If some of this information resonates with you, there are many constructive ways to navigate complex working cultures. Consider the organizational context and your team to define the best strategy and action plan. 

Outside of Your Team 

  • Pay attention to the qualities of the social interactions in your workplace. Become aware of the negative behaviors that prevail. Be transparent by describing them and recognizing how they impact you. 
  • Assess how safe you feel in your workplace. A helpful tool is the work of Amy C. Edmonson and her test to measure psychological safety
  • Reframe the impact of the negativity around you. A leadership coach can help you stay grounded. With the support of a coach, you can identify effective ways to build personal resilience. 
  • Even as hard as it can be, do not lose your voice. Be willing to speak up. 
  • Get in touch with your values and needs. Understand your limits. Set boundaries and say no when necessary. 
  • Consider documenting unacceptable behavior and be ready to report it when they cross your boundaries.
  • Find allies from top management who believe in you and are willing to support you and back you up. 
  • Define when is enough. Sometimes, walking away is the only way to deal with unbearable circumstances. 
  • Read, learn, and become educated.
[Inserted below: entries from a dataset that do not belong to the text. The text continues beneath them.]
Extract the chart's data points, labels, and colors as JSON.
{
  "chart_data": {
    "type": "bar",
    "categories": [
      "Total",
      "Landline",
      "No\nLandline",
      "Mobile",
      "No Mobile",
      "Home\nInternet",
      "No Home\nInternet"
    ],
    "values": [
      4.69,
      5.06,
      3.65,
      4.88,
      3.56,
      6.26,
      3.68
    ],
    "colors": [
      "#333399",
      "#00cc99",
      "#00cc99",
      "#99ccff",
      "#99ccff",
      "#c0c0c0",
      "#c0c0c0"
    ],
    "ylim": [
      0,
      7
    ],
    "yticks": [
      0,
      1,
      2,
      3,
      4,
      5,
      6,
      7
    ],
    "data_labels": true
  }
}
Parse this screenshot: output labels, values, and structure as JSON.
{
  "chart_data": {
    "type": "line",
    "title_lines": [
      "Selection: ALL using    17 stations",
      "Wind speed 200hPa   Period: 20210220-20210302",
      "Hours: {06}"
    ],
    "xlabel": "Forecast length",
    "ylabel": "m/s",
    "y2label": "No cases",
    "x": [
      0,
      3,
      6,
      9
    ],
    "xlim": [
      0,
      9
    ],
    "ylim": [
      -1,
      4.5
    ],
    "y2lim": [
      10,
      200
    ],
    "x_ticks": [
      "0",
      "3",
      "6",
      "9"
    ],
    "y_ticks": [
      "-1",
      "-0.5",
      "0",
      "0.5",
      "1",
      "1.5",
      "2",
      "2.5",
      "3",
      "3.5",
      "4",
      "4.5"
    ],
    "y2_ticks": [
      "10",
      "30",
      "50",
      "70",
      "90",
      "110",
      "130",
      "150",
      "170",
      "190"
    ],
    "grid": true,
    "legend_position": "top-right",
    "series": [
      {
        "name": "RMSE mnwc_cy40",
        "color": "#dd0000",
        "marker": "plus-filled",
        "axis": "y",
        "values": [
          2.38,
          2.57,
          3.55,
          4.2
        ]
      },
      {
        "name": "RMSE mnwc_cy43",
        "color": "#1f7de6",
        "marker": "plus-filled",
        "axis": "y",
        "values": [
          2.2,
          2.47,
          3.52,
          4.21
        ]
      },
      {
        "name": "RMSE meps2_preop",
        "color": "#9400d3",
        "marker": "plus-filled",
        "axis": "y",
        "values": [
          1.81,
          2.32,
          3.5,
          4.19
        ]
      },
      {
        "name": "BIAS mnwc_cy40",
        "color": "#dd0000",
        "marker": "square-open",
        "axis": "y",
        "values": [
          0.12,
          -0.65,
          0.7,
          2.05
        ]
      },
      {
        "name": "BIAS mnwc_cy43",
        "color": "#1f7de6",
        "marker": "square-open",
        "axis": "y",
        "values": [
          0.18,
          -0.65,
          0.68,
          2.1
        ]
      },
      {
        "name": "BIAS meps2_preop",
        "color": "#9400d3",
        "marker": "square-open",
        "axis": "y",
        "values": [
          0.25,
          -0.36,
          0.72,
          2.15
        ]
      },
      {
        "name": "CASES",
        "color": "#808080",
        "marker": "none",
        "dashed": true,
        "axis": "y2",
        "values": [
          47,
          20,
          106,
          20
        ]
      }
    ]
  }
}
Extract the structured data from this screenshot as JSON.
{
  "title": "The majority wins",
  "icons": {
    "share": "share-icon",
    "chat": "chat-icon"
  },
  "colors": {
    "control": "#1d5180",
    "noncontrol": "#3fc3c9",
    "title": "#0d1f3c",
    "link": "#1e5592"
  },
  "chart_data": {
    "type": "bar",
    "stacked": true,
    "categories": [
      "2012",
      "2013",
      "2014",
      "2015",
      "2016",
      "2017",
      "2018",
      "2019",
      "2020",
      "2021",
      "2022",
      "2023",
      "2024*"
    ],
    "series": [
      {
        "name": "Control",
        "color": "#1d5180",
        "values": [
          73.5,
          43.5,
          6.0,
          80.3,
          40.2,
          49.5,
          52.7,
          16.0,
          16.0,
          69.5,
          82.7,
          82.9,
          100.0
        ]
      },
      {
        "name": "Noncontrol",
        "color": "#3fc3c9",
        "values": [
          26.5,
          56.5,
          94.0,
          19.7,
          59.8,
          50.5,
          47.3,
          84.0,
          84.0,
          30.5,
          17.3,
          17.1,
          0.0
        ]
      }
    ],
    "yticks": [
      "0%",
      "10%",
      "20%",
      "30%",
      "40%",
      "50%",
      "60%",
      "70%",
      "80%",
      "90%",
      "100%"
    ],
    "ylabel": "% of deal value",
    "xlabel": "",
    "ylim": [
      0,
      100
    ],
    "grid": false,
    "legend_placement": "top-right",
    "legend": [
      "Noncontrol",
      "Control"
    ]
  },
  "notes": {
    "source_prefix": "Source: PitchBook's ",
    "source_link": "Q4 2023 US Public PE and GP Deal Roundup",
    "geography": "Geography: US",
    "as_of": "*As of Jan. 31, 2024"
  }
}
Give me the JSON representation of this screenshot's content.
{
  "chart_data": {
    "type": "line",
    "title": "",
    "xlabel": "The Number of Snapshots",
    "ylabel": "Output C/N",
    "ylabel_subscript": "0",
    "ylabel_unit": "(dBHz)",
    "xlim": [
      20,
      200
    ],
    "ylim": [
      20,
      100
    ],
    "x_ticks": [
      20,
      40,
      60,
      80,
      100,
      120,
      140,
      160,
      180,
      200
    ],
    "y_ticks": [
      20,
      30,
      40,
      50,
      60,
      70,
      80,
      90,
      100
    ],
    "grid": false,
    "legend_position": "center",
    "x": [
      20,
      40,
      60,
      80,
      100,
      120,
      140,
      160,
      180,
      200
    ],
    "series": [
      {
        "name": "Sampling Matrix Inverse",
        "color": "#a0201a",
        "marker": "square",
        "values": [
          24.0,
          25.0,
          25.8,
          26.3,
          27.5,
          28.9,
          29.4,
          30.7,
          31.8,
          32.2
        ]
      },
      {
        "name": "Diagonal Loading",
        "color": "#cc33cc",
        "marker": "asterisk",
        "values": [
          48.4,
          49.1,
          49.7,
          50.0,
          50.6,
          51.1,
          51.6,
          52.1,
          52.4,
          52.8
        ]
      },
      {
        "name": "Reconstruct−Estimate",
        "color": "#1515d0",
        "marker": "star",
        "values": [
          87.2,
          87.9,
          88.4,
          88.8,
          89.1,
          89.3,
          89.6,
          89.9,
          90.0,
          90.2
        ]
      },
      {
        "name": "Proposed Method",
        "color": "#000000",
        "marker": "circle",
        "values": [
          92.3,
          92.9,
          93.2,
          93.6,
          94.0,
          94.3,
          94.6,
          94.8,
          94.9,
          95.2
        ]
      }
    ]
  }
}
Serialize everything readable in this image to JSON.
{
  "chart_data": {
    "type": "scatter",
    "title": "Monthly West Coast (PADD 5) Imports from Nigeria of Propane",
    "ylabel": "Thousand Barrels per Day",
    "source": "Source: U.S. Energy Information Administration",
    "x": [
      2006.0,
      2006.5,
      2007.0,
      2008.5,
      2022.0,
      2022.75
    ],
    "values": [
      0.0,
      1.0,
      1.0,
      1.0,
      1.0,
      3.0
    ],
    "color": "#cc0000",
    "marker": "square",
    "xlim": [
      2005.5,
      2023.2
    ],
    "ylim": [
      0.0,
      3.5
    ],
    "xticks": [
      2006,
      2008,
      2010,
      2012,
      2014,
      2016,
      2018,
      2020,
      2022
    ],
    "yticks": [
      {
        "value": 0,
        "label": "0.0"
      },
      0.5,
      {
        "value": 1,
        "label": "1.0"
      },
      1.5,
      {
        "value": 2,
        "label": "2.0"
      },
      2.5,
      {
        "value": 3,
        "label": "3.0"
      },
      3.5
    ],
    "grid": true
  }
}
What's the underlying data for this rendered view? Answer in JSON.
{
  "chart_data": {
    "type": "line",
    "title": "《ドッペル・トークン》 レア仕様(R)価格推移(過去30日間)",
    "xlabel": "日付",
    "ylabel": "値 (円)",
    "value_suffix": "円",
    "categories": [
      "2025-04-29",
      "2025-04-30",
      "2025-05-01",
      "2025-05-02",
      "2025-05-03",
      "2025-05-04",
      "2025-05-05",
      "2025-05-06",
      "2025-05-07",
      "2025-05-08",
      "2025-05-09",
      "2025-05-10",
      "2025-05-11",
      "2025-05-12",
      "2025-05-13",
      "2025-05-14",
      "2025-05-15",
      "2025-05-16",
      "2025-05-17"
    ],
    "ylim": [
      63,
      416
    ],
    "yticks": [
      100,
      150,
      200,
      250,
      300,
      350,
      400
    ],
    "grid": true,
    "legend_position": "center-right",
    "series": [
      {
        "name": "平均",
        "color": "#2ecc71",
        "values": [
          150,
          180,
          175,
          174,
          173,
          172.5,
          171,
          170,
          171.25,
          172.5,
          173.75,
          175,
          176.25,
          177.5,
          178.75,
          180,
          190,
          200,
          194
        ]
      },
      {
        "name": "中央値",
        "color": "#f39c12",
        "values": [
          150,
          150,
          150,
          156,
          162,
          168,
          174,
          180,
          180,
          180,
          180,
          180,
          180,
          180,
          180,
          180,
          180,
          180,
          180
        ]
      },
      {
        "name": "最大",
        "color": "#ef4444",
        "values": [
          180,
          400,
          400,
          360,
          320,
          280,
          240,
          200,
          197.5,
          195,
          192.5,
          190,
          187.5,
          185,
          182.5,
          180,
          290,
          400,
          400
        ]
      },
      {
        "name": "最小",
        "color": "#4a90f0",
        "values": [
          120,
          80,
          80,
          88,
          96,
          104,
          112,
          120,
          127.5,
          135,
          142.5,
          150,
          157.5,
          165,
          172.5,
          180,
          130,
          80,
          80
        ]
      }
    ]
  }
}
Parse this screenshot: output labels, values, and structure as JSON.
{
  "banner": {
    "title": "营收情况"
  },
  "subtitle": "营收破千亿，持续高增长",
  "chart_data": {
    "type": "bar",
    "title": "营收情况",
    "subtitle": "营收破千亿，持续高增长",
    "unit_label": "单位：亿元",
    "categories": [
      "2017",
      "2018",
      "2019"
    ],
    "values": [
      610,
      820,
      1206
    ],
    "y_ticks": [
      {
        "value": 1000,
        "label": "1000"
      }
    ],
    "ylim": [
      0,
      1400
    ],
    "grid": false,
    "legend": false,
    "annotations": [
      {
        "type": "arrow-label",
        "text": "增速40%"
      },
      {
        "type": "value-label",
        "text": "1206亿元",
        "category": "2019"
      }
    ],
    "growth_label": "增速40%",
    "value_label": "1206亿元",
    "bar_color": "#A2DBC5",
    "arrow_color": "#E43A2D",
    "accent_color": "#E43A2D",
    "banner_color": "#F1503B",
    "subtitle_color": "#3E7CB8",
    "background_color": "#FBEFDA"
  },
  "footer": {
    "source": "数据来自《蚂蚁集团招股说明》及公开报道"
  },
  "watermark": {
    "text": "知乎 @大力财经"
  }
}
Information is power and will help you remain empowered to become a positive change agent. Here are some resources to expand your awareness of this topic. 

 Inside of Your Team 

  • Create a vision for the type of leader that you want to become. Focus on your strengths. 
  • Be accountable for your own behaviors. If you are recognizing your own tendencies to push people around or treat them harshly, make corrections. Sometimes women are harder with other women. It doesn’t have to be that way.
  • Identify one or two behaviors you want to improve and commit to practicing them daily. Small steps taken consistently can take you far. Consider working with a coach to support your efforts.
  • Become aware and accountable for how you might be contributing to creating a toxic culture. For example, if you are a perfectionist leader, limit the number of revisions and learn to delegate more. 
  • Take steps to build psychological safety for your team. Melanie Pump offers the following recommendations:

– Make mistakes and bad ideas acceptable. 

– Recognize reasonable efforts and show personalized appreciation.

– Model healthy behaviors. 

– Be transparent. 

Even when immersed in a toxic environment, as a female leader, you can stand tall by knowing your values, strengths, and growth areas. While there might be plenty of reasons to fall victimized, you will be better off by tapping into your inner resources and acting from a place of empowerment. 

Women leaders have the potential to transform toxic environments into workplaces that instill respect, dignity, and inclusivity one step at a time. Elizabeth Lesser wrote: 

  “Women often have different ways of being in the workplace, the family, and the society, in a more inclusive, emotional manner. That way has been denigrated and ignored precisely where it is most needed”. 

 Sometimes, the most difficult times can open our hearts and help us realize that we have choices. In moments of crisis is when we have the best chances to waking up and rise, even if the best way to deal with a toxic culture is to walk away!